The evidence of wrongdoing is so apparent that it is often difficult to continue watching Taxi to the Dark Side: the rule of law has eroded, and the ultimate fare of this one-way ride to disaster has yet to be calculated. From the pop culture indoctrination of 24 to the ghoulish reality of our own terrorist-breeding camps (if they weren't before, they will be now), Gibney covers it all. There can be no doubt that psychological torture is as bad (if not worse) than the physical-- sticks and stones will break your bones, but words will drive you mad--and worse still is murder, which one prosecuted soldier accurately describes as "the ultimate torture."
-Chasing 3000
The mark of a good movie is when it is able to make even the sappiest of scenes work to its advantage. With Chasing 3000, director Gregory J. Lanesey and writer Bill Mikita are able to turn their demonstrable love of baseball (specifically Roberto Clemente) from mush into gold. The framework is the weakest portion, with Ray Liotta playing a grown-up Mickey who is racing traffic to get to a Padres game that is honoring his idol, but it soon relegates Liotta to a narrator, and focuses us on a story of two brothers, Mickey (Trevor Morgan) and Roger (Rory Culkin), their love for each other and for baseball, and on the romanticized '70s themselves.

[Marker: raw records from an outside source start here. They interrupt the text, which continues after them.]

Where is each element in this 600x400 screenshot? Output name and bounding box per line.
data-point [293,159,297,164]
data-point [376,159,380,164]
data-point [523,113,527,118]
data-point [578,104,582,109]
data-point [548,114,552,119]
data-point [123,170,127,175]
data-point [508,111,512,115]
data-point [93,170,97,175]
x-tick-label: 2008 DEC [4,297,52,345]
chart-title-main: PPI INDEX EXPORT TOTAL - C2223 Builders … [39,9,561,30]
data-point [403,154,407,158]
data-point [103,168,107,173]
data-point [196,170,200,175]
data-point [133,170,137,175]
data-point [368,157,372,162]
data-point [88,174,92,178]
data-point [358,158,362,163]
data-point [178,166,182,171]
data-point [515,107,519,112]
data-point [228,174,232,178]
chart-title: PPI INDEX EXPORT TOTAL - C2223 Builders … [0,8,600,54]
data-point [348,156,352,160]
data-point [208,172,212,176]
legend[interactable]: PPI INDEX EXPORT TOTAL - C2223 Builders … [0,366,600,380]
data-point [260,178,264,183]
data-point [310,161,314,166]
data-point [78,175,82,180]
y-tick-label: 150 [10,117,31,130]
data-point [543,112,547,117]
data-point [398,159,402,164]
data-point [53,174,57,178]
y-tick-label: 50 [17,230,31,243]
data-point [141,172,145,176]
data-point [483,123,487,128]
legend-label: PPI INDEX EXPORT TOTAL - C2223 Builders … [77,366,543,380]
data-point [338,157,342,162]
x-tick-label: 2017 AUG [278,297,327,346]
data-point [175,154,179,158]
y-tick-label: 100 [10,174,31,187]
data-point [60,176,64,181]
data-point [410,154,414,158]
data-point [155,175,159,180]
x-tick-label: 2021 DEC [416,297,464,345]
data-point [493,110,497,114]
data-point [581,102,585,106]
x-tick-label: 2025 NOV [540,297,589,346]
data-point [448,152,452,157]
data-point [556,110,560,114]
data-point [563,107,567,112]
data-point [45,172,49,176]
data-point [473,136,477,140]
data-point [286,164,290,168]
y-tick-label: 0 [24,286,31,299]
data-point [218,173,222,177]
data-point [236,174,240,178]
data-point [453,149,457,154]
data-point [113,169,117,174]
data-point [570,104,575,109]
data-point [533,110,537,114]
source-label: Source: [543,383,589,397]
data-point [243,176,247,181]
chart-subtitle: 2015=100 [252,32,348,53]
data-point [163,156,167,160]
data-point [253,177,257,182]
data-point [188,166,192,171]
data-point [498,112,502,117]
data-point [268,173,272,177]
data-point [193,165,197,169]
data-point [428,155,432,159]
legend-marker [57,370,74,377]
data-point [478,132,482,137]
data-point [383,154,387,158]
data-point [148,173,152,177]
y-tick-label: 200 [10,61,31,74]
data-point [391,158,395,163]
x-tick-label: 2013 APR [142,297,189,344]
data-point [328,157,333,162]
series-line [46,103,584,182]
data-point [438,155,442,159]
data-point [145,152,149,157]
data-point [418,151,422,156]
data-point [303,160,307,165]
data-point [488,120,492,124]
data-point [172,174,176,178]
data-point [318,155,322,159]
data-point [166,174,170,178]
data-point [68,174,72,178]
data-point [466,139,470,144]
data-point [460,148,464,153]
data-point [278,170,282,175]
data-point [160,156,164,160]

This isn't a sports-centered film, though: instead, it trails the two brothers as they make a cross-country road trip to see Clemente make his 3000th hit. It's a feel-good film, made all the more emotional by Roger's MD, a medical condition that is never treated as a liability -- only as another obstacle to overcome. Being a kid's flick, there's no real danger of anyone dying in the film, which takes some of the suspense out of the boxcar jumping, or the midnight motorcycle ride, but these are the familiar limitations of family entertainment, and the moral lessons of the film are well worth any of the guff on the side.
-The Air I Breathe
Jieho Lee's fantastic urban fable is an allegory for the four emotional cornerstones of life (according to a Chinese proverb), but also a striking visual interpretation of our existence as well. Four subtly overlapping stories draw us in to a world in which innocent businessmen risk their lives for a taste of the something more that is happiness (Forest Whitaker, the opposite of Idi Amin here), where zoned-out pop stars living under the thumb of those with money have a chance to dig themselves out from their own sorrow (a generic Sarah Michelle Geller), where washed-up thugs understand what it means to live a life free of predestination (a brooding Brendan Fraser), and lonely doctors get a second chance to prove themselves and their love (a manic Kevin Bacon). Of course, they'll have to contend with mobsters (Andy Garcia, on loan from Ocean's Twelve) and their nephews (Emile Hirsch, who with smarter management could rival Shia LaBeouf), but this whimsically dark tale is exquisitely executed and ultimately inspiring. For all that it is a fragmented swirl of coincidences, so is life, and so the film serves to remind us of the pure mystery of circumstance that delivers each new child into the world (and what a beautiful, terrible, beautiful world).